Sunday, December 9, 2007

Retreat experience

     Almost a month ago, I went on a retreat with a group called Charis. The topic was "Decisions... and the transitions that follow." I went into the retreat thinking about getting advice on how to make decisions, particularly with my career or where we want to live. That's not all all what came out of it. This retreat was a life-changing event for me. The second talk that was given was about letting go of the things that hold us back from making transitions in our lives (internal change of how we view our identity, as opposed to a tangible change). The woman who spoke gave a testimonial about herself, something she never talked about in public before. She was bipolar and had to learn how to live with her major ups and downs. She wondered if she would ever have a "normal" life with someone who loves her for who she is. What she had to let go of was the feeling like something was missing in her life and the attitude that this was a debilitating disability. It hit home with me and my depression. After she talked, we were all given index cards to write a few words about the things that are obstructing us from moving on in transitioning. Since her talk really struck me, I felt it was my turn to let go. I wrote about how I don't always like who I am or where I'm at in my life and all those bad things that are not helping me be happy. Then we went outside and when we were truly ready, we ripped up the index cards and threw them in the fire.
     After that, we went into the church and gathered around the baptismal font.
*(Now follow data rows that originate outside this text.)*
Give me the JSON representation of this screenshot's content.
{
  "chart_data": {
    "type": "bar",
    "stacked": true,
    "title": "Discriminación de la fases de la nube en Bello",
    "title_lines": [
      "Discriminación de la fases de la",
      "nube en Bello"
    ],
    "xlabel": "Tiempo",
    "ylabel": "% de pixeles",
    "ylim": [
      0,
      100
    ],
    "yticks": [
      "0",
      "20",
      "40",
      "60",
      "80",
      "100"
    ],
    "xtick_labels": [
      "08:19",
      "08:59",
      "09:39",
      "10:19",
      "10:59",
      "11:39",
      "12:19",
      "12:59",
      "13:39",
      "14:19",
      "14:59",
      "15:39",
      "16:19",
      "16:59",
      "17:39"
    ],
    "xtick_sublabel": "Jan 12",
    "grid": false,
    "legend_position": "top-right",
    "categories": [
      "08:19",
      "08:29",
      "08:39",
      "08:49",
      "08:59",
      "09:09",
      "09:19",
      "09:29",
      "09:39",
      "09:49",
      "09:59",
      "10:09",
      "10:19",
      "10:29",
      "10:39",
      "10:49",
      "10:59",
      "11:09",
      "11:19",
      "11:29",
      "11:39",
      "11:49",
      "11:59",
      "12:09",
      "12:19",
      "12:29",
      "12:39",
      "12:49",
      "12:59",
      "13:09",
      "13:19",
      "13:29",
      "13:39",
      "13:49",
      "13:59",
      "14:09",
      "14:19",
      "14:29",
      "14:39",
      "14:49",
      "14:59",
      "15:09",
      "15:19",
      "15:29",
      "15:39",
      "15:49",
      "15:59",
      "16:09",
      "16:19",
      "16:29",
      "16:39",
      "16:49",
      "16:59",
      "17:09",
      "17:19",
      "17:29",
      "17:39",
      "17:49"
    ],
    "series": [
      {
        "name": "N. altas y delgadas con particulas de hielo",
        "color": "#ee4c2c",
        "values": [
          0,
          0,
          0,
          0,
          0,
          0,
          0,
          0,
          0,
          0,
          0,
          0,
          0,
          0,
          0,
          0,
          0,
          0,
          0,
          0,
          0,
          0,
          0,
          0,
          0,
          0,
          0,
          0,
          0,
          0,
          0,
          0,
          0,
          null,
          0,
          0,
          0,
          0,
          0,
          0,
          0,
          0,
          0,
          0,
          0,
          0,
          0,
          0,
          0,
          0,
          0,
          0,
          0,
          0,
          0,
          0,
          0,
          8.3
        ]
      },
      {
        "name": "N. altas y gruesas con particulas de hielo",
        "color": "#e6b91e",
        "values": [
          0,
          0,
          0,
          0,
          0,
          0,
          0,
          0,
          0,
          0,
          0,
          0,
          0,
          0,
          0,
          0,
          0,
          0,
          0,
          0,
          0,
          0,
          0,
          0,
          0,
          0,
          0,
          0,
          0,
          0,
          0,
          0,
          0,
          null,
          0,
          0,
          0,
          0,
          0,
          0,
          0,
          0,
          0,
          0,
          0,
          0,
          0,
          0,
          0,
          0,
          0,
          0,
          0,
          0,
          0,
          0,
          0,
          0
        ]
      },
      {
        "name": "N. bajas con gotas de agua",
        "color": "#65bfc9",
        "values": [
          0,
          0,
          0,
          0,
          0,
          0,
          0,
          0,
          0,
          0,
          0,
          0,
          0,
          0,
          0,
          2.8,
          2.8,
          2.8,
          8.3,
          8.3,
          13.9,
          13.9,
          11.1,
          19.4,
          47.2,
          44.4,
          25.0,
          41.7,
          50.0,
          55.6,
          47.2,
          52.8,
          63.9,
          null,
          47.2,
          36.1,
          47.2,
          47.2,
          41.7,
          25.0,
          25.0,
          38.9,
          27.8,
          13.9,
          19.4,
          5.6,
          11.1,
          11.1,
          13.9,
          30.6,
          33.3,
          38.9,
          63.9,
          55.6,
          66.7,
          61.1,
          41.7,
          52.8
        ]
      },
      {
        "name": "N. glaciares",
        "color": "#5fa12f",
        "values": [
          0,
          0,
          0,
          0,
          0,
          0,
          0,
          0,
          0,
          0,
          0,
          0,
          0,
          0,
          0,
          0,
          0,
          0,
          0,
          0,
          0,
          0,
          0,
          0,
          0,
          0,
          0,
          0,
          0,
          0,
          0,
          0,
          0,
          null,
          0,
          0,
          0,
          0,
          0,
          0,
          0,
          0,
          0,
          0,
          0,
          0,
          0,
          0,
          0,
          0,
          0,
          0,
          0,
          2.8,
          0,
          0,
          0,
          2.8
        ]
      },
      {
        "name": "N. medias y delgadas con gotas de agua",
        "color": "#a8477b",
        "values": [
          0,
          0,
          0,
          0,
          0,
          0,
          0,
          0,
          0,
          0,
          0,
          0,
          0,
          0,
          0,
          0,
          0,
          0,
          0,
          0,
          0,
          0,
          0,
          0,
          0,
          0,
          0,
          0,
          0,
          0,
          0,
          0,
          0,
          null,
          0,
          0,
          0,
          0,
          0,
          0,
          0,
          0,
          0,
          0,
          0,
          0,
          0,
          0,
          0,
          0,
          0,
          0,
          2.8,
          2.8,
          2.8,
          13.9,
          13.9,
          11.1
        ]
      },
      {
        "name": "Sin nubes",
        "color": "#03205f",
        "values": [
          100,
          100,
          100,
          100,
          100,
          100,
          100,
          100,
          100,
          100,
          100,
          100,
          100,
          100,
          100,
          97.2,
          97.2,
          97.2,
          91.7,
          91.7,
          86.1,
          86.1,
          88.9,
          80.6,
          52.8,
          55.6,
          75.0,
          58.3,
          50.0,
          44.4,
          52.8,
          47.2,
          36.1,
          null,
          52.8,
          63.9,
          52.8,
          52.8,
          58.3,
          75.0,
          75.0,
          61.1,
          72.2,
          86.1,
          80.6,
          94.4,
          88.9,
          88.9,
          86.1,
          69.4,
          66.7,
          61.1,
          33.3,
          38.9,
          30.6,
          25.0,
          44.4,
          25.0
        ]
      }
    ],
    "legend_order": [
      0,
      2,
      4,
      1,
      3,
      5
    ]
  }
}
We talked about how we were all God's Beloved. They transformed the church into a labyrinth afterwards. We all took different journeys through it. We ran into obstructions along the way, but we also had people encouraging us, just like our journey through life.
     The whole experience for me was life-changing. I felt so free afterwards. I've had a positive outlook ever since. I'm seeing things more positive, acting more positive and I've found myself saying things I normally wouldn't say in that way. It's been a month now and I'm coming down off the excitement high of the retreat, but the experience is so close to my heart that I know that this is the real thing and it will stick with me. I'm hoping that this experience and the transition I'm going through now will eventually carry over into my depression and help me with that.
    During the retreat, after the labyrinth, we wrote letters to God about the things we wanted to let go of. In response, we had to write a letter from God to ourselves. Both of my letters flowed out so easily when I wrote them, that I truly believe God had a hand in those letters. I keep those letters with me and and pray about them often. I am contemplating ways to make the letters pocket sized to have readily available throughout the day when I need a pick-me-up. I hope someday, I can share those letters with you guys because the power I feel in those letters is unlike anything I've ever felt.

1 comment:

Jules said...

It sounds like an awesome experience. Maybe we can talk a little more about it over Christmas. Miss you and can't wait to see you! Love you!